Перейти к содержимому

18+ В ГОРОДЕ N (цикл стихотворений)

18+

Владимир Зуев
В ГОРОДЕ N

(цикл стихотворений)

***
Надевай-ка, Ванюха, валенки…
Нехер прятать свои творения…
Пить идем, да ломать ебальники,
Как-то к этому настроение
Ближе к полночи, все же клонится,
У поэтов уральской нации…
Ну, пиздец тебе, голь-околица,
Уралмашевские Горации –
Ванька с Вовкой и литровичем,
Понесли до народа словушко.
Ща вы будете слушать, сволочи,
Как читают Ванюшка с Вовушкой…
Про Россеюшку, про кручинушку,
Про любовь свою, да зазнобушку,
Про березоньку да рябинушку,
Да как тянутся души к солнушку…

И стекался народ потоками,
И стихи полились и прочее…
И район нам софиты окнами
Зажигал, видно, чуял отчее…
Сука, слушали, даже плакали,
Наливали аж с самой горкою,
То от счастия, то от страха ли,
Пред судьбиной своею горькою…
Все мы, братушки, одинешеньки,
Тут наш дом, ни к чему нам по миру…
…И улыбка была у Боженьки,
Мол, живые еще, не померли…

***
Похер пляшем, не вашим не нашим,
Проставляйся тоска-паскуда.
Мы сейчас рок-н-ролл заебашим,
Над  больным, но родным Уралмашем,
С верой в лучшее, с верой в чудо!

Похер, дети, — есть счастье на свете,
Ну, за счастье — до дна, до точки.
А теперь грянем «Мусорный ветер»,
Приручившие нас, вы конкретно в ответе,
Отручите нас, мы – одиночки!

Похер взяли, за дальние дали,
Чтоб стоял, и чтоб деньги были,
Чтобы долго носились сандалии…
Бляха, братцы, мы жизни просрали,
Никогда ни кого не любили…

Похер пляшем, и нашим и вашим,
Похмелимся с утра осадком…
И уныло больными бредем Уралмашем
К чуждым Ольгам, Татьянам, Юляшам и Машам…
Отчего же так нынче особенно гадко…
Где ж ты время, что было нашим?

***
Мы права поначалу качали,
Полагая, что право имели…
Пацаны из уральской стали,
С каждой бабкою бронзовели.
Топоры по ночам точили,
И о чем-то большом мечтали.
Тварь дрожащая, нет уж «или»,
Мы не в Питере – на Урале…
Не на Невском — на Краснофлотцев,
Фрезеровщиков или Стачек…
Вам — в Европу окно, оконце
Нам в Сибирь — это, сука, значит,
Снег, тайга, чифир, мама снится,
Топоры, как судьбы насмешка…
Тут пустые седые лица,
Жизнь и смерь, как орел и решка.
От сумы да тюрьмы, что Питер,
Что Урал – все, как есть, под Богом…
Надеваю бабулин свитер,
Чтобы дрожь поунять немного,
Я иду к пацанам на сходку,
Нынче будем ларьки ебашить,
На районе бодяжат водку,
Пацаны говорят, не наши…
Вот, с не наших, теперь и спросим,
Кто они есть по жизни этой…
…Я пошел на погибель в осень,
А хотелось к мечте заветной…
Серый, Леха, Петюня, Коля,
Все мы скопом побронзовели –
Девяностых шальная доля.
Все же, права мы не имели…

***
Утром видел замерзшего воробья.
Мне повезло, в том, что я не птица.
Январь.
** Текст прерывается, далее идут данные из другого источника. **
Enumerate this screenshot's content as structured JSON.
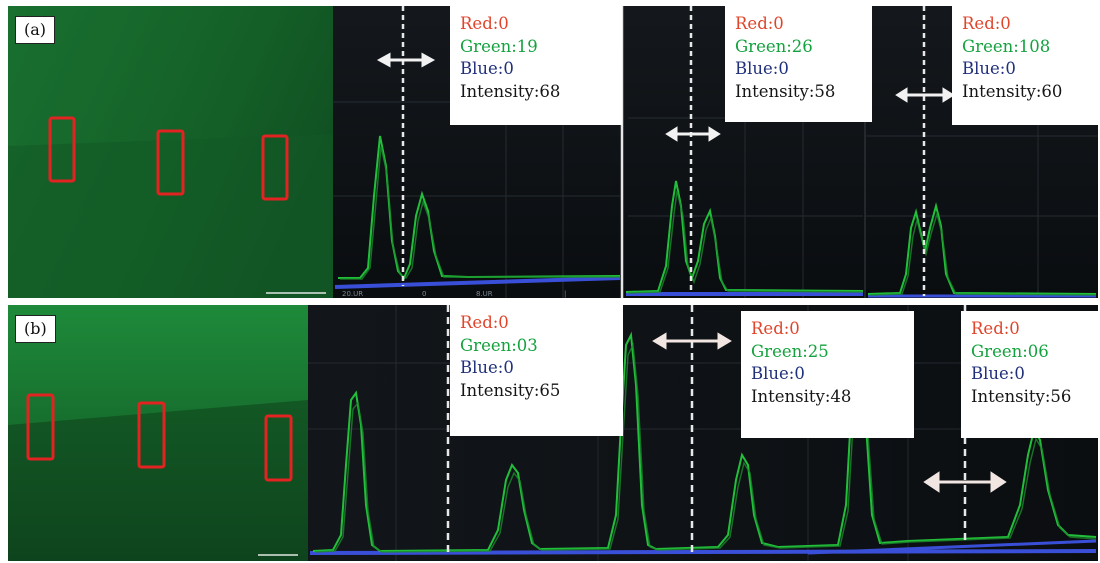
{
  "panels": [
    {
      "label": "(a)",
      "readouts": [
        {
          "red": "Red:0",
          "green": "Green:19",
          "blue": "Blue:0",
          "intensity": "Intensity:68"
        },
        {
          "red": "Red:0",
          "green": "Green:26",
          "blue": "Blue:0",
          "intensity": "Intensity:58"
        },
        {
          "red": "Red:0",
          "green": "Green:108",
          "blue": "Blue:0",
          "intensity": "Intensity:60"
        }
      ]
    },
    {
      "label": "(b)",
      "readouts": [
        {
          "red": "Red:0",
          "green": "Green:03",
          "blue": "Blue:0",
          "intensity": "Intensity:65"
        },
        {
          "red": "Red:0",
          "green": "Green:25",
          "blue": "Blue:0",
          "intensity": "Intensity:48"
        },
        {
          "red": "Red:0",
          "green": "Green:06",
          "blue": "Blue:0",
          "intensity": "Intensity:56"
        }
      ]
    }
  ],
  "colors": {
    "readout_red": "#e0452b",
    "readout_green": "#14a23e",
    "readout_blue": "#1f2f7a",
    "profile_line": "#22c03a",
    "roi_outline": "#e32222",
    "baseline": "#3a4fd8"
  }
}
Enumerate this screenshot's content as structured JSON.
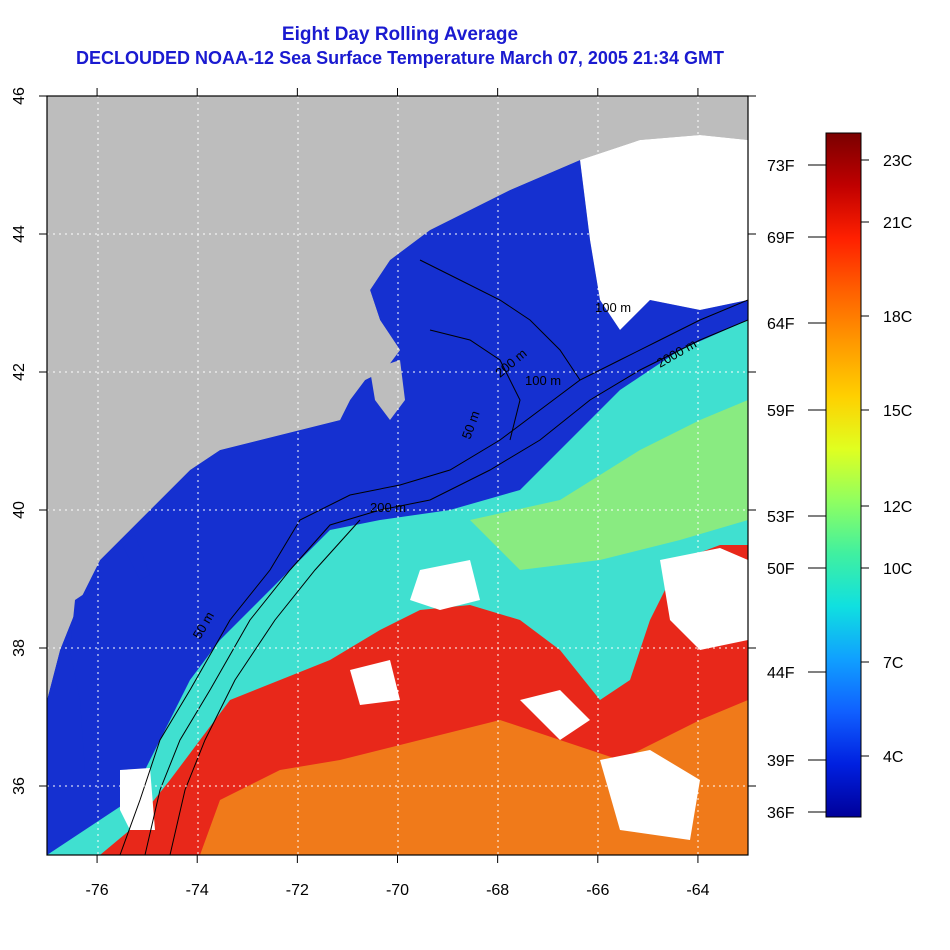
{
  "title_line1": "Eight Day Rolling Average",
  "title_line2": "DECLOUDED NOAA-12 Sea Surface Temperature March 07, 2005 21:34 GMT",
  "map": {
    "lon_range": [
      -77,
      -63
    ],
    "lat_range": [
      35,
      46
    ],
    "lon_ticks": [
      "-76",
      "-74",
      "-72",
      "-70",
      "-68",
      "-66",
      "-64"
    ],
    "lat_ticks": [
      "36",
      "38",
      "40",
      "42",
      "44",
      "46"
    ],
    "contour_labels": [
      "50 m",
      "50 m",
      "200 m",
      "100 m",
      "100 m",
      "200 m",
      "2000 m"
    ],
    "colors": {
      "land": "#bdbdbd",
      "no_data": "#ffffff",
      "cold_shelf": "#1530d0",
      "slope": "#40e0d0",
      "gulf_stream": "#e8281a",
      "warm_offshore": "#f07a1a",
      "grid": "#ffffff"
    }
  },
  "colorbar": {
    "celsius": [
      "23C",
      "21C",
      "18C",
      "15C",
      "12C",
      "10C",
      "7C",
      "4C"
    ],
    "fahrenheit": [
      "73F",
      "69F",
      "64F",
      "59F",
      "53F",
      "50F",
      "44F",
      "39F",
      "36F"
    ],
    "gradient_colors": [
      "#7a0000",
      "#c00000",
      "#ff2000",
      "#ff6000",
      "#ff9a00",
      "#ffd000",
      "#e0ff20",
      "#90ff60",
      "#40f0a0",
      "#10e0e0",
      "#10a0ff",
      "#1060ff",
      "#0020e0",
      "#00009a"
    ]
  }
}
Второе. И минус тридцать
В городе N, где родился я.

Утром видел красное на снегу,
Это кровь, тут кого-то били…
Тут по-прежнему, правда — в силе,
В городе N никогда не лгут.

Утром видел пьяного рыбака,
Он тащил надувную лодку,
Звал меня пить, но отстал за сотку…
В городе N, как всегда тоска.

Утром видел другого себя,
Я шел нетвердо, ругался матом.
Падал и понял, земля поката
В городе N… Я нашел воробья

Утром, взял в руки, хотел согреть,
Дышал на него, говорил чего-то…
Боже, ты слышишь, у нас «двухсотый»,
В городе N, прохудилась клеть…

Утром видел рыбак с воробьем,
Шли по воде, полынья — что суша,
Господи, можешь меня не слушать,
В городе N, мы все время пьем.

Утром видел застуженный мир,
Солнца не было, минус тридцать…
Мне повезло в том, что я не птица.
В городе N, по утрам не спится…
Страшно — чума и, конечно, пир…

***
Молоть тебе кофе, впитывать запах,
Свежий, утренний, путаться в датах
Встречи и поцелуев первых…
Тобою лечить воспаленные нервы,
Кутаться в сумрак, как в одеяло,
Вместе с тобою… Все же, как мало
Нужно для ощущения силы,
Слышать «милая», слышать «милый»,
Брать твои руки, чувствовать токи…
Господи, как же мы все одиноки
В страхе своем и в гордыни…
Сваренный кофе остынет,
Но не забудутся руки и запах…
…Молоть тебе кофе, путаться в датах.

***
Бездомные псы придушили кота,
Тоже бездомного, шла дележка…
Мы наблюдали – я, Серый, Лёшка,
Как утекает жизнь изо рта,
То есть из пасти, окрасив наст…
Было неловко и страшно очень
Мне и Сереге, у Лёхи – отчим,
А он ненормальный, когда поддаст…
Лёха взял палку, пошел вперед,
Псы ошалели от этой прыти,
Лёха нам крикнул: «Идем, не ссыте…»
Я не услышал, разинув рот,
Молча глазел на густую кровь,
Ту, что на насте пятном осталась,
Вызвав во мне тошноту — не жалость,
И нежелание видеть вновь…
Лёшка и Серый прогнали псов,
Я отыскал у забора яму.
Как хоронили, писать не стану,
Просто не помню тех, детских, слов…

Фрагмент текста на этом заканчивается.